We don't do any positive ID because we're not a laboratory. We're sort of like the field application for those guys. We'd go and collect any evidence we can dog tags, nameplates, paperwork. You would think that it'd be so simple, but it's not always so simple. Some guy could have a name tape on his blouse that says "Jackson," but you know when you're out in Iraq, clothes can sometimes be hard to come by, so sometimes you'd get a buddy loaning his shirt to another buddy, and that guy could get shot and pass away, and then the name he's got on his shirt isn't necessarily the right one. So we would try to collect these clues and sort of hint at who they may be, but of course we couldn't do any DNA-testing.

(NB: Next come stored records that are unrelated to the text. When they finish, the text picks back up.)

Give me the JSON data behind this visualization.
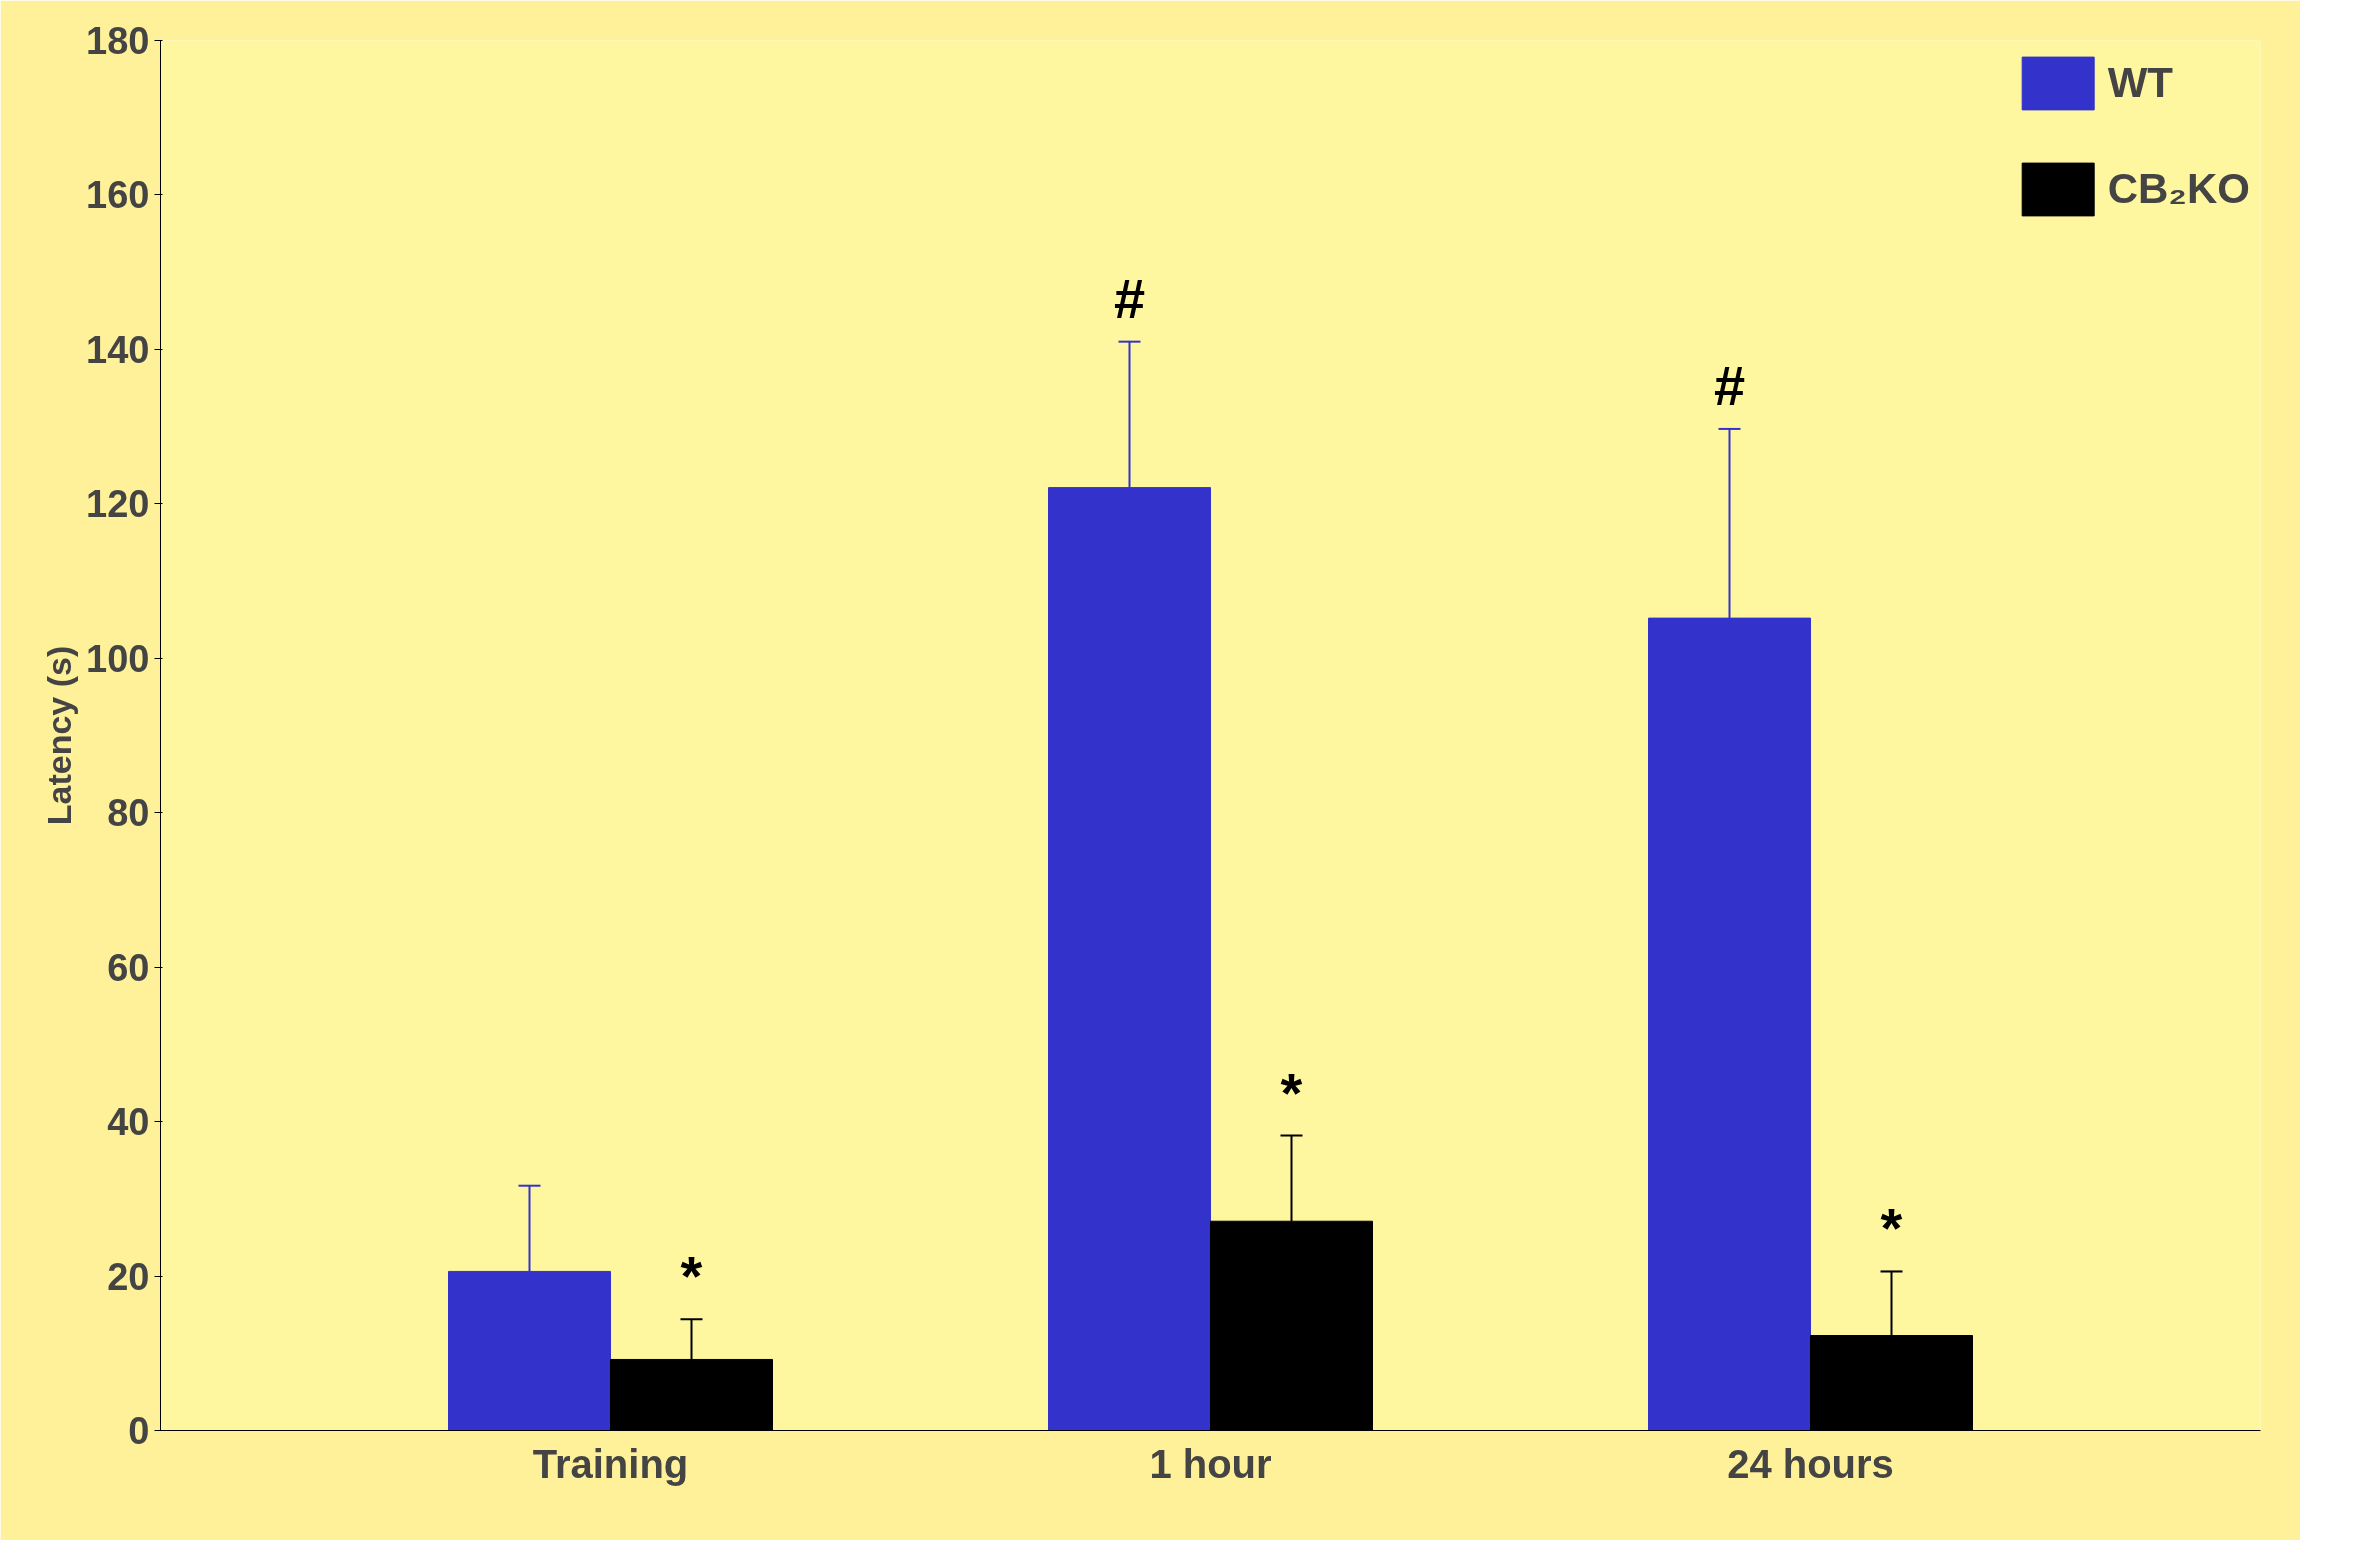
{
  "chart_data": {
    "type": "bar",
    "ylabel": "Latency (s)",
    "categories": [
      "Training",
      "1 hour",
      "24 hours"
    ],
    "series": [
      {
        "name": "WT",
        "color": "#3333cc",
        "values": [
          20.6,
          122.1,
          105.2
        ],
        "errors": [
          [
            20.6,
            31.7
          ],
          [
            122.1,
            141
          ],
          [
            105.2,
            129.7
          ]
        ]
      },
      {
        "name": "CB₂KO",
        "color": "#000000",
        "values": [
          9.2,
          27.1,
          12.3
        ],
        "errors": [
          [
            9.2,
            14.4
          ],
          [
            27.1,
            38.2
          ],
          [
            12.3,
            20.6
          ]
        ]
      }
    ],
    "ylim": [
      0,
      180
    ],
    "yticks": [
      0,
      20,
      40,
      60,
      80,
      100,
      120,
      140,
      160,
      180
    ],
    "grid": false,
    "legend": "top right",
    "annotations": [
      "#",
      "#",
      {
        "text": "*",
        "x": "Training",
        "y": 14.4
      },
      {
        "text": "*",
        "x": "1 hour",
        "y": 38.2
      },
      {
        "text": "*",
        "x": "24 hours",
        "y": 20.6
      }
    ]
  }
}
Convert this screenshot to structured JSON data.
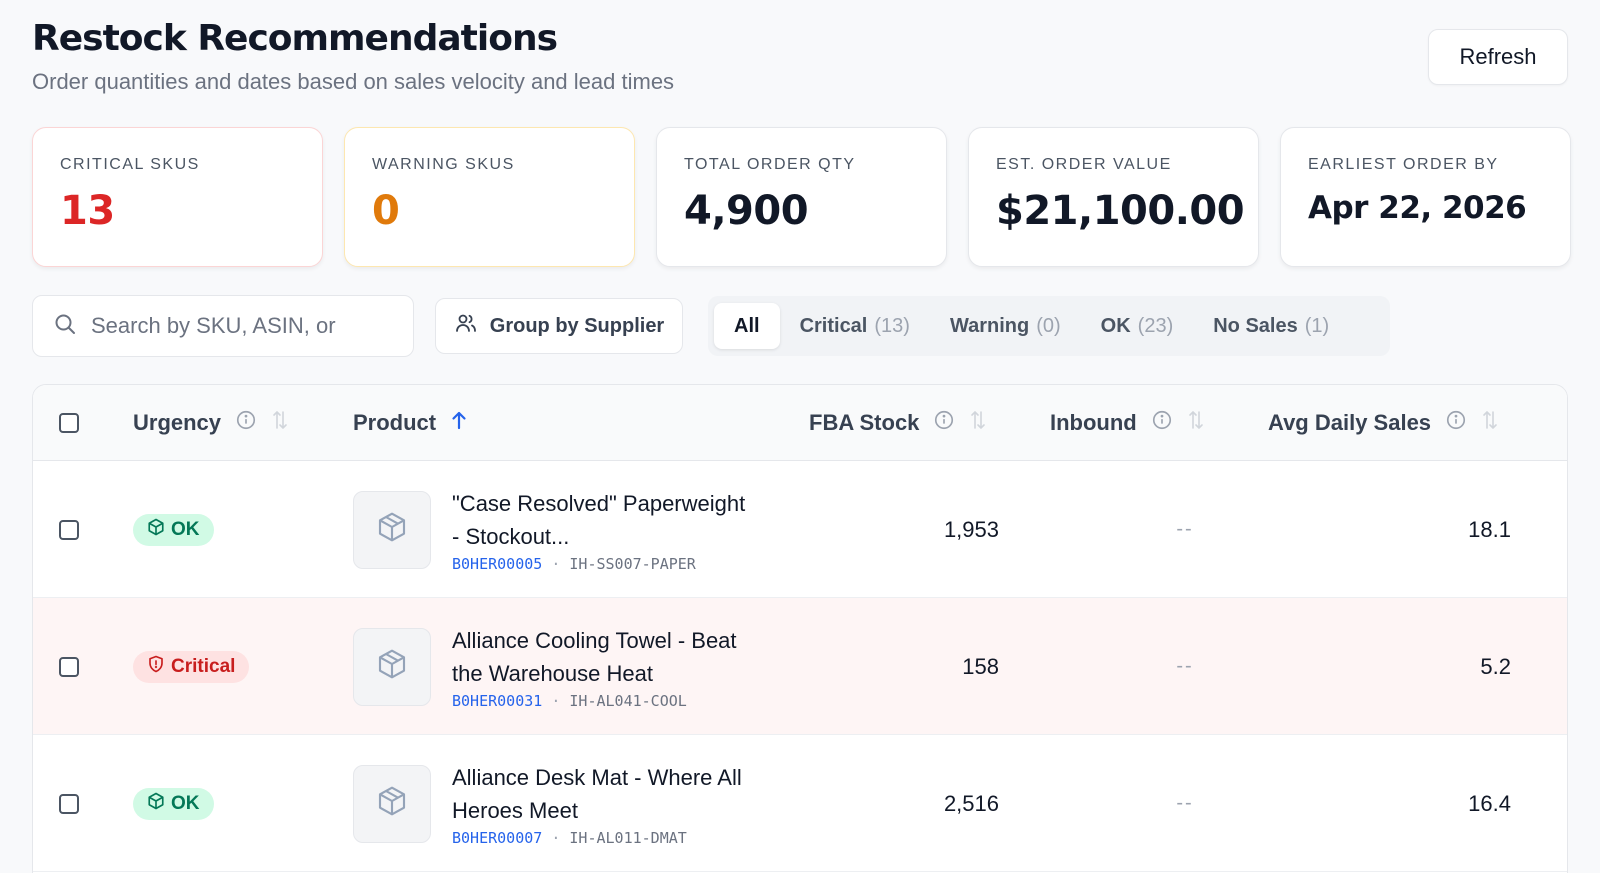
{
  "header": {
    "title": "Restock Recommendations",
    "subtitle": "Order quantities and dates based on sales velocity and lead times",
    "refresh_label": "Refresh"
  },
  "stats": [
    {
      "label": "CRITICAL SKUS",
      "value": "13"
    },
    {
      "label": "WARNING SKUS",
      "value": "0"
    },
    {
      "label": "TOTAL ORDER QTY",
      "value": "4,900"
    },
    {
      "label": "EST. ORDER VALUE",
      "value": "$21,100.00"
    },
    {
      "label": "EARLIEST ORDER BY",
      "value": "Apr 22, 2026"
    }
  ],
  "toolbar": {
    "search_placeholder": "Search by SKU, ASIN, or",
    "group_label": "Group by Supplier",
    "filters": [
      {
        "label": "All",
        "count": ""
      },
      {
        "label": "Critical",
        "count": "(13)"
      },
      {
        "label": "Warning",
        "count": "(0)"
      },
      {
        "label": "OK",
        "count": "(23)"
      },
      {
        "label": "No Sales",
        "count": "(1)"
      }
    ],
    "active_filter": "All"
  },
  "table": {
    "columns": [
      "Urgency",
      "Product",
      "FBA Stock",
      "Inbound",
      "Avg Daily Sales"
    ],
    "sort": {
      "column": "Product",
      "direction": "asc"
    },
    "rows": [
      {
        "urgency": "OK",
        "name": "\"Case Resolved\" Paperweight - Stockout...",
        "asin": "B0HER00005",
        "sku": "IH-SS007-PAPER",
        "fba_stock": "1,953",
        "inbound": "--",
        "avg_daily_sales": "18.1"
      },
      {
        "urgency": "Critical",
        "name": "Alliance Cooling Towel - Beat the Warehouse Heat",
        "asin": "B0HER00031",
        "sku": "IH-AL041-COOL",
        "fba_stock": "158",
        "inbound": "--",
        "avg_daily_sales": "5.2"
      },
      {
        "urgency": "OK",
        "name": "Alliance Desk Mat - Where All Heroes Meet",
        "asin": "B0HER00007",
        "sku": "IH-AL011-DMAT",
        "fba_stock": "2,516",
        "inbound": "--",
        "avg_daily_sales": "16.4"
      }
    ],
    "id_separator": "·"
  },
  "colors": {
    "critical": "#dc2626",
    "warning": "#e07a0b",
    "ok": "#047857",
    "link": "#2563eb"
  }
}
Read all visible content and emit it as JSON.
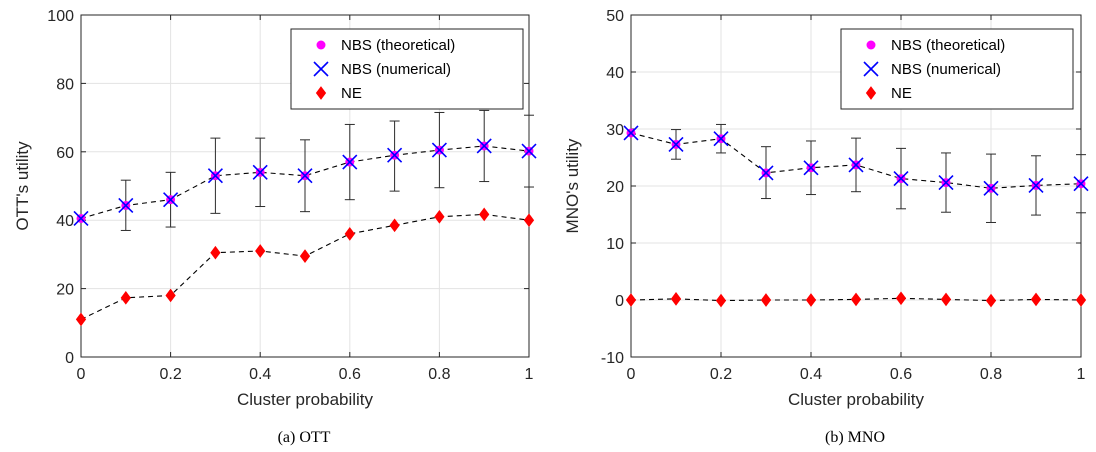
{
  "chart_data": [
    {
      "type": "scatter",
      "caption": "(a)  OTT",
      "xlabel": "Cluster probability",
      "ylabel": "OTT's utility",
      "xlim": [
        0,
        1
      ],
      "ylim": [
        0,
        100
      ],
      "xticks": [
        "0",
        "0.2",
        "0.4",
        "0.6",
        "0.8",
        "1"
      ],
      "yticks": [
        "0",
        "20",
        "40",
        "60",
        "80",
        "100"
      ],
      "grid": true,
      "legend_position": "top-right",
      "x": [
        0,
        0.1,
        0.2,
        0.3,
        0.4,
        0.5,
        0.6,
        0.7,
        0.8,
        0.9,
        1.0
      ],
      "series": [
        {
          "name": "NBS (theoretical)",
          "marker": "circle",
          "color": "#ff00ff",
          "values": [
            40.5,
            44.3,
            46.0,
            53.0,
            54.0,
            53.0,
            57.0,
            59.0,
            60.5,
            61.7,
            60.2
          ]
        },
        {
          "name": "NBS (numerical)",
          "marker": "x",
          "color": "#0000ff",
          "values": [
            40.5,
            44.3,
            46.0,
            53.0,
            54.0,
            53.0,
            57.0,
            59.0,
            60.5,
            61.7,
            60.2
          ],
          "err_low": [
            40.5,
            37.0,
            38.0,
            42.0,
            44.0,
            42.5,
            46.0,
            48.5,
            49.5,
            51.3,
            49.7
          ],
          "err_high": [
            40.5,
            51.7,
            54.0,
            64.0,
            64.0,
            63.5,
            68.0,
            69.0,
            71.5,
            72.1,
            70.7
          ]
        },
        {
          "name": "NE",
          "marker": "diamond",
          "color": "#ff0000",
          "values": [
            11.0,
            17.3,
            18.0,
            30.5,
            31.0,
            29.5,
            36.0,
            38.5,
            41.0,
            41.7,
            40.0
          ]
        }
      ]
    },
    {
      "type": "scatter",
      "caption": "(b)  MNO",
      "xlabel": "Cluster probability",
      "ylabel": "MNO's utility",
      "xlim": [
        0,
        1
      ],
      "ylim": [
        -10,
        50
      ],
      "xticks": [
        "0",
        "0.2",
        "0.4",
        "0.6",
        "0.8",
        "1"
      ],
      "yticks": [
        "-10",
        "0",
        "10",
        "20",
        "30",
        "40",
        "50"
      ],
      "grid": true,
      "legend_position": "top-right",
      "x": [
        0,
        0.1,
        0.2,
        0.3,
        0.4,
        0.5,
        0.6,
        0.7,
        0.8,
        0.9,
        1.0
      ],
      "series": [
        {
          "name": "NBS (theoretical)",
          "marker": "circle",
          "color": "#ff00ff",
          "values": [
            29.3,
            27.3,
            28.3,
            22.3,
            23.2,
            23.7,
            21.3,
            20.6,
            19.6,
            20.1,
            20.4
          ]
        },
        {
          "name": "NBS (numerical)",
          "marker": "x",
          "color": "#0000ff",
          "values": [
            29.3,
            27.3,
            28.3,
            22.3,
            23.2,
            23.7,
            21.3,
            20.6,
            19.6,
            20.1,
            20.4
          ],
          "err_low": [
            29.3,
            24.7,
            25.8,
            17.8,
            18.5,
            19.0,
            16.0,
            15.4,
            13.6,
            14.9,
            15.3
          ],
          "err_high": [
            29.3,
            29.9,
            30.8,
            26.9,
            27.9,
            28.4,
            26.6,
            25.8,
            25.6,
            25.3,
            25.5
          ]
        },
        {
          "name": "NE",
          "marker": "diamond",
          "color": "#ff0000",
          "values": [
            0.0,
            0.2,
            -0.1,
            0.0,
            0.0,
            0.1,
            0.3,
            0.1,
            -0.1,
            0.1,
            0.0
          ]
        }
      ]
    }
  ]
}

That happened back Stateside.
Did other soldiers treat your unit differently?
It was sort of funny that when we'd chat with other Marines in the chow hall and they'd ask what we did, they would sort of stop talking with us. I think it definitely made our unit closer.
Was there any sort of psychological training?
The psychological preparation really happens at boot camp. They pretty much prepare you for anything. If you're going to fail, you're going to do it there usually. But above that, there really was no psychological training. They put us in shock-value scenarios, like viewing those autopsies. They put us in front of that to gauge our reactions, and I think most everybody dealt with it pretty well. That being said, one thing we do back home at Biotrauma, we've identified the fact that stress has a cumulative effect on the body. We seem to be strong, or at least we tell ourselves that [laughs], and we haven't had any problems, but that's not to say something couldn't happen down the line. So we keep a real close eye on our employees.
Not too long ago, we were at a coroners convention and we were speaking with a funeral director, and he said that for 30 years he's been in the funeral business without incident. But a couple months back, he just woke up sweating and screaming, kind of freaked out his wife. It was late at night, and he had a nightmare about one of the guys he had embalmed earlier that day. That goes to show you how psychological stress can chip away at you over time.